Parsing a multi space-separated data set and storing it in the right data structure


I have a large dataset with name, age and company.

file.txt :

name firstname1 lastname1
age 30
Company ABC Ltd

name firstname2 lastname2
age 28
Company XYZ Ltd

I need to write a function that will return data structure, given key attribute, provide the corresponding value of the given key.

E.g

 content <- parseFile("file.txt")
 content[1]["name"]    # "firstname1 lastname1"
 content[1]["age"]     # 30
 content[1]["Company"] # "ABC Ltd"

 content[2]["name"]    # "firstname2 lastname2"
 content[2]["age"]     # 28
 content[2]["Company"] # "XYZ Ltd"

Up until now, I inferred that a list of the named vector can be used or
A list of objects can be used.

Or Is there any better way to solve this?

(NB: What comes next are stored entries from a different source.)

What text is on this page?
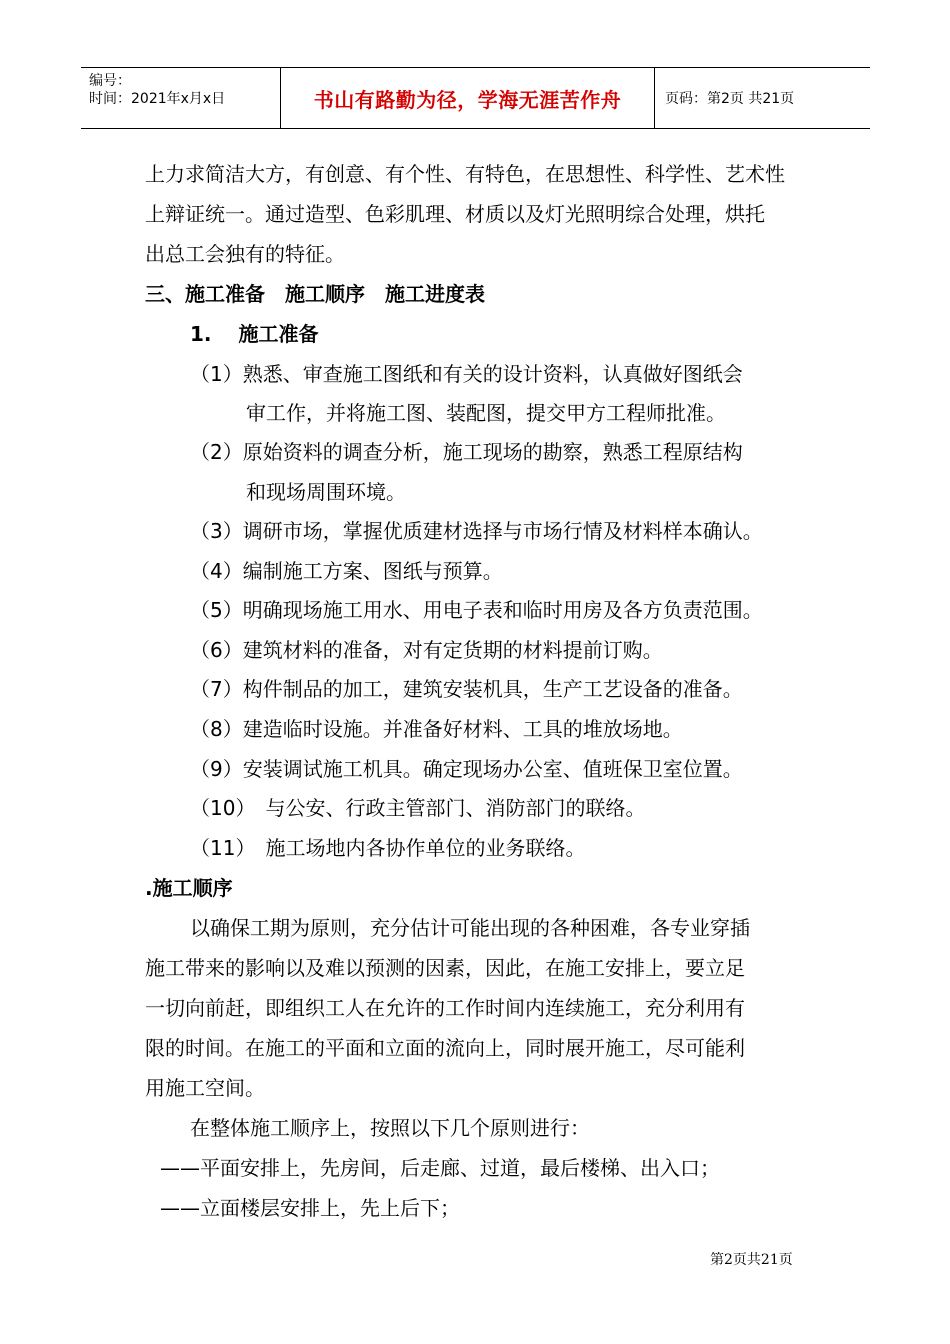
编号：
时间：2021年x月x日	书山有路勤为径，学海无涯苦作舟	页码：第2页 共21页
上力求简洁大方，有创意、有个性、有特色，在思想性、科学性、艺术性
上辩证统一。通过造型、色彩肌理、材质以及灯光照明综合处理，烘托
出总工会独有的特征。
三、施工准备　施工顺序　施工进度表
1.　 施工准备
（1）熟悉、审查施工图纸和有关的设计资料，认真做好图纸会
审工作，并将施工图、装配图，提交甲方工程师批准。
（2）原始资料的调查分析，施工现场的勘察，熟悉工程原结构
和现场周围环境。
（3）调研市场，掌握优质建材选择与市场行情及材料样本确认。
（4）编制施工方案、图纸与预算。
（5）明确现场施工用水、用电子表和临时用房及各方负责范围。
（6）建筑材料的准备，对有定货期的材料提前订购。
（7）构件制品的加工，建筑安装机具，生产工艺设备的准备。
（8）建造临时设施。并准备好材料、工具的堆放场地。
（9）安装调试施工机具。确定现场办公室、值班保卫室位置。
（10）　与公安、行政主管部门、消防部门的联络。
（11）　施工场地内各协作单位的业务联络。
.施工顺序
以确保工期为原则，充分估计可能出现的各种困难，各专业穿插
施工带来的影响以及难以预测的因素，因此，在施工安排上，要立足
一切向前赶，即组织工人在允许的工作时间内连续施工，充分利用有
限的时间。在施工的平面和立面的流向上，同时展开施工，尽可能利
用施工空间。
在整体施工顺序上，按照以下几个原则进行：
——平面安排上，先房间，后走廊、过道，最后楼梯、出入口；
——立面楼层安排上，先上后下；
第2页共21页
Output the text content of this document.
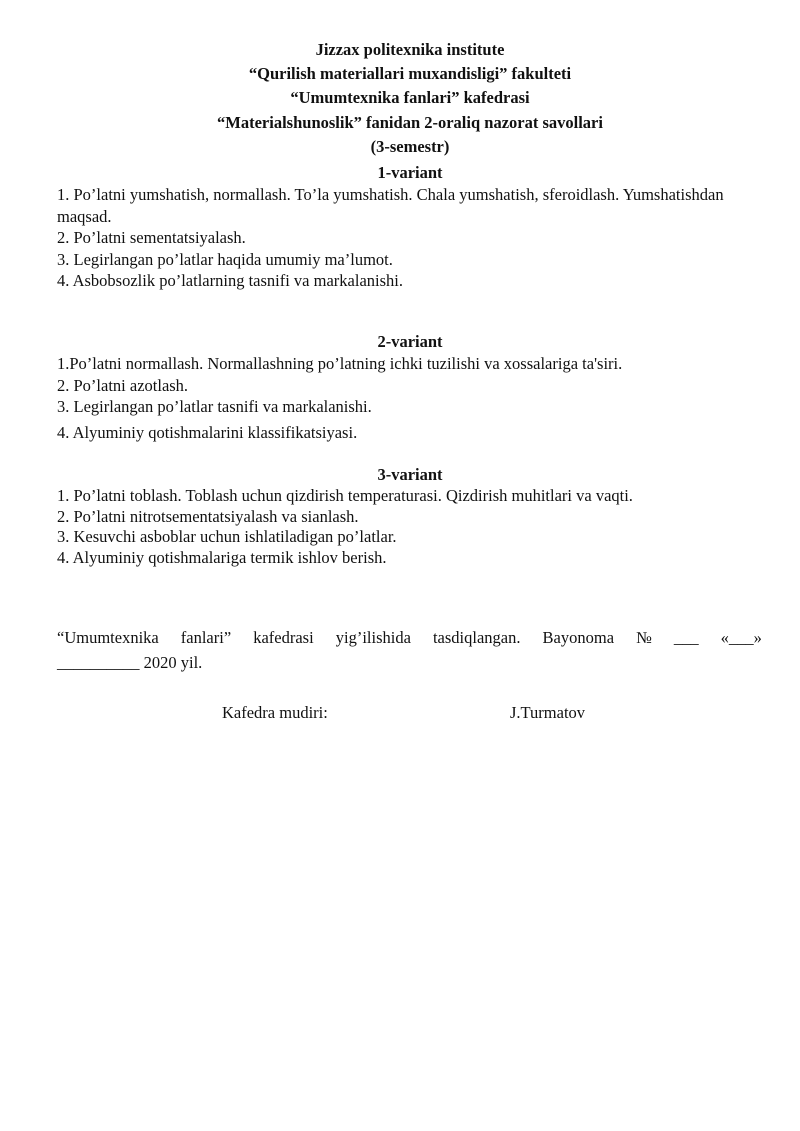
Jizzax politexnika institute
“Qurilish materiallari muxandisligi” fakulteti
“Umumtexnika fanlari” kafedrasi
“Materialshunoslik” fanidan 2-oraliq nazorat savollari
(3-semestr)
1-variant
1. Po’latni yumshatish, normallash. To’la yumshatish. Chala yumshatish, sferoidlash. Yumshatishdan maqsad.
2. Po’latni sementatsiyalash.
3. Legirlangan po’latlar haqida umumiy ma’lumot.
4. Asbobsozlik po’latlarning tasnifi va markalanishi.
2-variant
1.Po’latni normallash. Normallashning po’latning ichki tuzilishi va xossalariga ta'siri.
2. Po’latni azotlash.
3. Legirlangan po’latlar tasnifi va markalanishi.
4. Alyuminiy qotishmalarini klassifikatsiyasi.
3-variant
1. Po’latni toblash. Toblash uchun qizdirish temperaturasi. Qizdirish muhitlari va vaqti.
2. Po’latni nitrotsementatsiyalash va sianlash.
3. Kesuvchi asboblar uchun ishlatiladigan po’latlar.
4. Alyuminiy qotishmalariga termik ishlov berish.
“Umumtexnika fanlari” kafedrasi yig’ilishida tasdiqlangan. Bayonoma № ___ «___»
__________ 2020 yil.
Kafedra mudiri:	J.Turmatov
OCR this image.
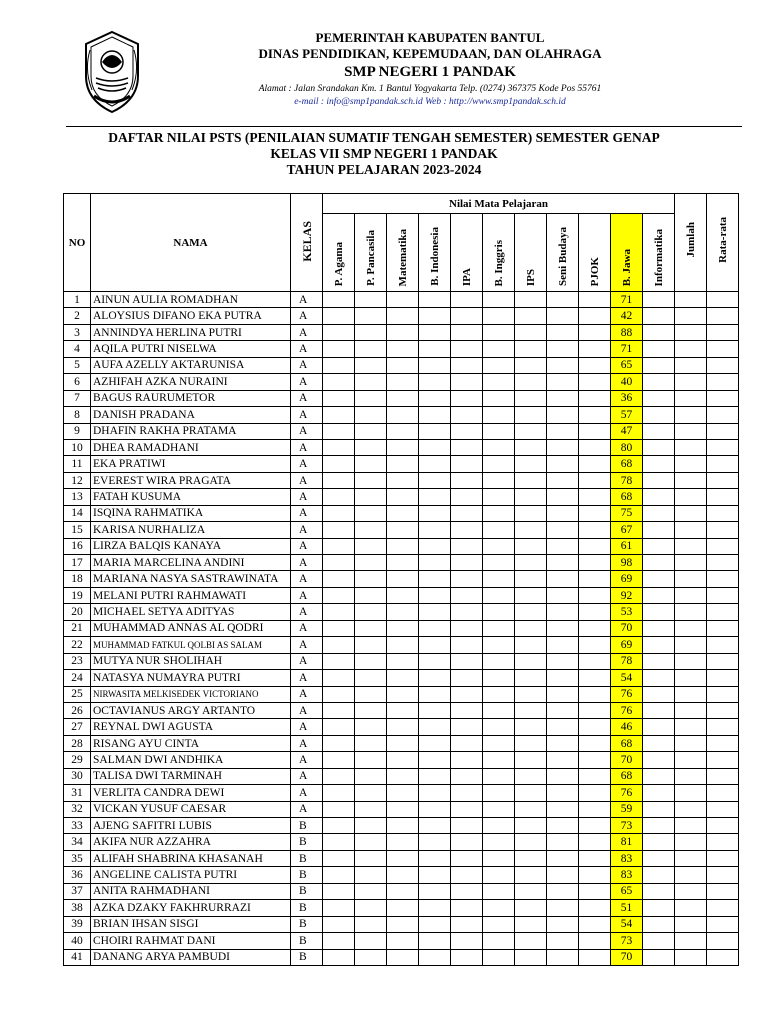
PEMERINTAH KABUPATEN BANTUL
DINAS PENDIDIKAN, KEPEMUDAAN, DAN OLAHRAGA
SMP NEGERI 1 PANDAK
Alamat : Jalan Srandakan Km. 1 Bantul Yogyakarta Telp. (0274) 367375 Kode Pos 55761
e-mail : info@smp1pandak.sch.id Web : http://www.smp1pandak.sch.id
DAFTAR NILAI PSTS (PENILAIAN SUMATIF TENGAH SEMESTER) SEMESTER GENAP
KELAS VII SMP NEGERI 1 PANDAK
TAHUN PELAJARAN 2023-2024
NO	NAMA	KELAS	Nilai Mata Pelajaran											Jumlah	Rata-rata
			P. Agama	P. Pancasila	Matematika	B. Indonesia	IPA	B. Inggris	IPS	Seni Budaya	PJOK	B. Jawa	Informatika		
1	AINUN AULIA ROMADHAN	A										71			
2	ALOYSIUS DIFANO EKA PUTRA	A										42			
3	ANNINDYA HERLINA PUTRI	A										88			
4	AQILA PUTRI NISELWA	A										71			
5	AUFA AZELLY AKTARUNISA	A										65			
6	AZHIFAH AZKA NURAINI	A										40			
7	BAGUS RAURUMETOR	A										36			
8	DANISH PRADANA	A										57			
9	DHAFIN RAKHA PRATAMA	A										47			
10	DHEA RAMADHANI	A										80			
11	EKA PRATIWI	A										68			
12	EVEREST WIRA PRAGATA	A										78			
13	FATAH KUSUMA	A										68			
14	ISQINA RAHMATIKA	A										75			
15	KARISA NURHALIZA	A										67			
16	LIRZA BALQIS KANAYA	A										61			
17	MARIA MARCELINA ANDINI	A										98			
18	MARIANA NASYA SASTRAWINATA	A										69			
19	MELANI PUTRI RAHMAWATI	A										92			
20	MICHAEL SETYA ADITYAS	A										53			
21	MUHAMMAD ANNAS AL QODRI	A										70			
22	MUHAMMAD FATKUL QOLBI AS SALAM	A										69			
23	MUTYA NUR SHOLIHAH	A										78			
24	NATASYA NUMAYRA PUTRI	A										54			
25	NIRWASITA MELKISEDEK VICTORIANO	A										76			
26	OCTAVIANUS ARGY ARTANTO	A										76			
27	REYNAL DWI AGUSTA	A										46			
28	RISANG AYU CINTA	A										68			
29	SALMAN DWI ANDHIKA	A										70			
30	TALISA DWI TARMINAH	A										68			
31	VERLITA CANDRA DEWI	A										76			
32	VICKAN YUSUF CAESAR	A										59			
33	AJENG SAFITRI LUBIS	B										73			
34	AKIFA NUR AZZAHRA	B										81			
35	ALIFAH SHABRINA KHASANAH	B										83			
36	ANGELINE CALISTA PUTRI	B										83			
37	ANITA RAHMADHANI	B										65			
38	AZKA DZAKY FAKHRURRAZI	B										51			
39	BRIAN IHSAN SISGI	B										54			
40	CHOIRI RAHMAT DANI	B										73			
41	DANANG ARYA PAMBUDI	B										70			
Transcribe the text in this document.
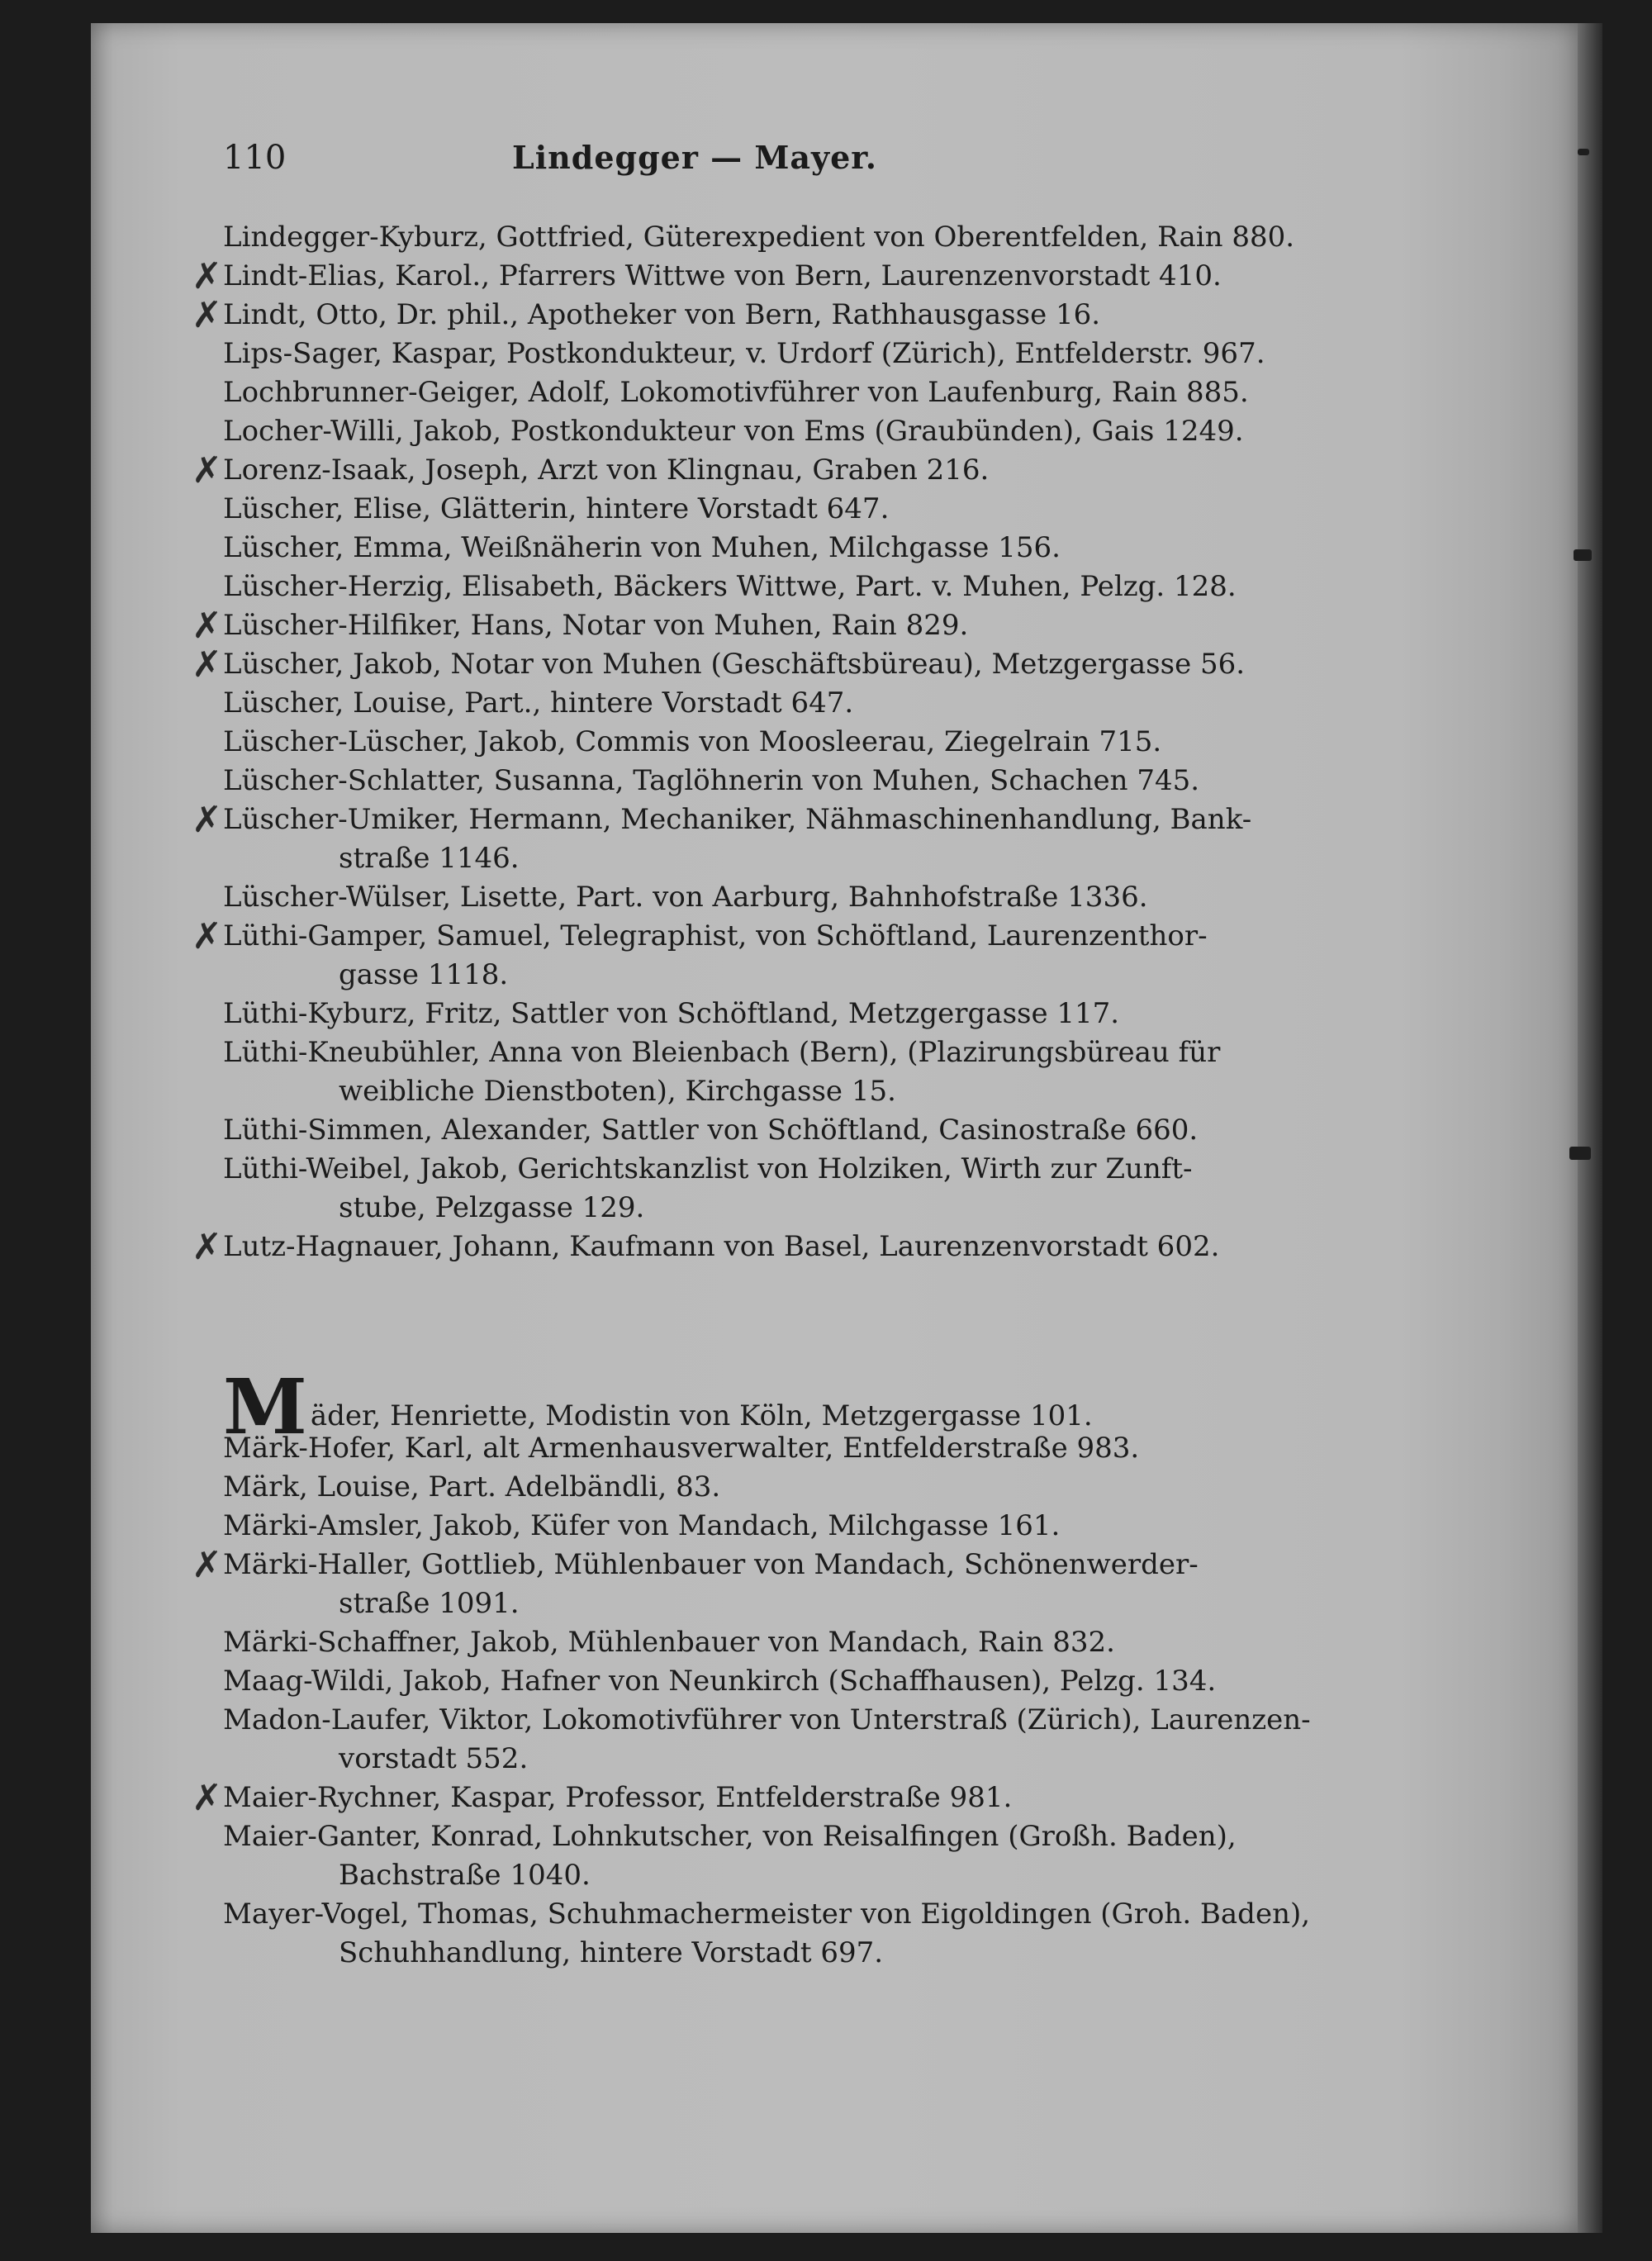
110	Lindegger — Mayer.
Lindegger-Kyburz, Gottfried, Güterexpedient von Oberentfelden, Rain 880.
✗ Lindt-Elias, Karol., Pfarrers Wittwe von Bern, Laurenzenvorstadt 410.
✗ Lindt, Otto, Dr. phil., Apotheker von Bern, Rathhausgasse 16.
Lips-Sager, Kaspar, Postkondukteur, v. Urdorf (Zürich), Entfelderstr. 967.
Lochbrunner-Geiger, Adolf, Lokomotivführer von Laufenburg, Rain 885.
Locher-Willi, Jakob, Postkondukteur von Ems (Graubünden), Gais 1249.
✗ Lorenz-Isaak, Joseph, Arzt von Klingnau, Graben 216.
Lüscher, Elise, Glätterin, hintere Vorstadt 647.
Lüscher, Emma, Weißnäherin von Muhen, Milchgasse 156.
Lüscher-Herzig, Elisabeth, Bäckers Wittwe, Part. v. Muhen, Pelzg. 128.
✗ Lüscher-Hilfiker, Hans, Notar von Muhen, Rain 829.
✗ Lüscher, Jakob, Notar von Muhen (Geschäftsbüreau), Metzgergasse 56.
Lüscher, Louise, Part., hintere Vorstadt 647.
Lüscher-Lüscher, Jakob, Commis von Moosleerau, Ziegelrain 715.
Lüscher-Schlatter, Susanna, Taglöhnerin von Muhen, Schachen 745.
✗ Lüscher-Umiker, Hermann, Mechaniker, Nähmaschinenhandlung, Bank-
straße 1146.
Lüscher-Wülser, Lisette, Part. von Aarburg, Bahnhofstraße 1336.
✗ Lüthi-Gamper, Samuel, Telegraphist, von Schöftland, Laurenzenthor-
gasse 1118.
Lüthi-Kyburz, Fritz, Sattler von Schöftland, Metzgergasse 117.
Lüthi-Kneubühler, Anna von Bleienbach (Bern), (Plazirungsbüreau für
weibliche Dienstboten), Kirchgasse 15.
Lüthi-Simmen, Alexander, Sattler von Schöftland, Casinostraße 660.
Lüthi-Weibel, Jakob, Gerichtskanzlist von Holziken, Wirth zur Zunft-
stube, Pelzgasse 129.
✗ Lutz-Hagnauer, Johann, Kaufmann von Basel, Laurenzenvorstadt 602.
Mäder, Henriette, Modistin von Köln, Metzgergasse 101.
Märk-Hofer, Karl, alt Armenhausverwalter, Entfelderstraße 983.
Märk, Louise, Part. Adelbändli, 83.
Märki-Amsler, Jakob, Küfer von Mandach, Milchgasse 161.
✗ Märki-Haller, Gottlieb, Mühlenbauer von Mandach, Schönenwerder-
straße 1091.
Märki-Schaffner, Jakob, Mühlenbauer von Mandach, Rain 832.
Maag-Wildi, Jakob, Hafner von Neunkirch (Schaffhausen), Pelzg. 134.
Madon-Laufer, Viktor, Lokomotivführer von Unterstraß (Zürich), Laurenzen-
vorstadt 552.
✗ Maier-Rychner, Kaspar, Professor, Entfelderstraße 981.
Maier-Ganter, Konrad, Lohnkutscher, von Reisalfingen (Großh. Baden),
Bachstraße 1040.
Mayer-Vogel, Thomas, Schuhmachermeister von Eigoldingen (Groh. Baden),
Schuhhandlung, hintere Vorstadt 697.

explanation with code example will be helpful


Solution

  • We can use readLines to get the data, create a delimiter with sub and create a two column data.frame

    df1 <- read.csv(text =sub(" ", ",", dat), header = FALSE,
             stringsAsFactors = FALSE)
    

    If we need to split as a list

    lst1 <-  split(setNames(as.list(df1$V2), df1$V1), cumsum(df1$V1 == 'name'))
    
    
    lst1[[1]][['name']]
    #[1] "firstname1 lastname1"
    lst1[[1]][['age']]
    #[1] "30"
    lst1[[2]][['age']]
    #[1] "28"
    

    data

    dat <- readLines("file.txt")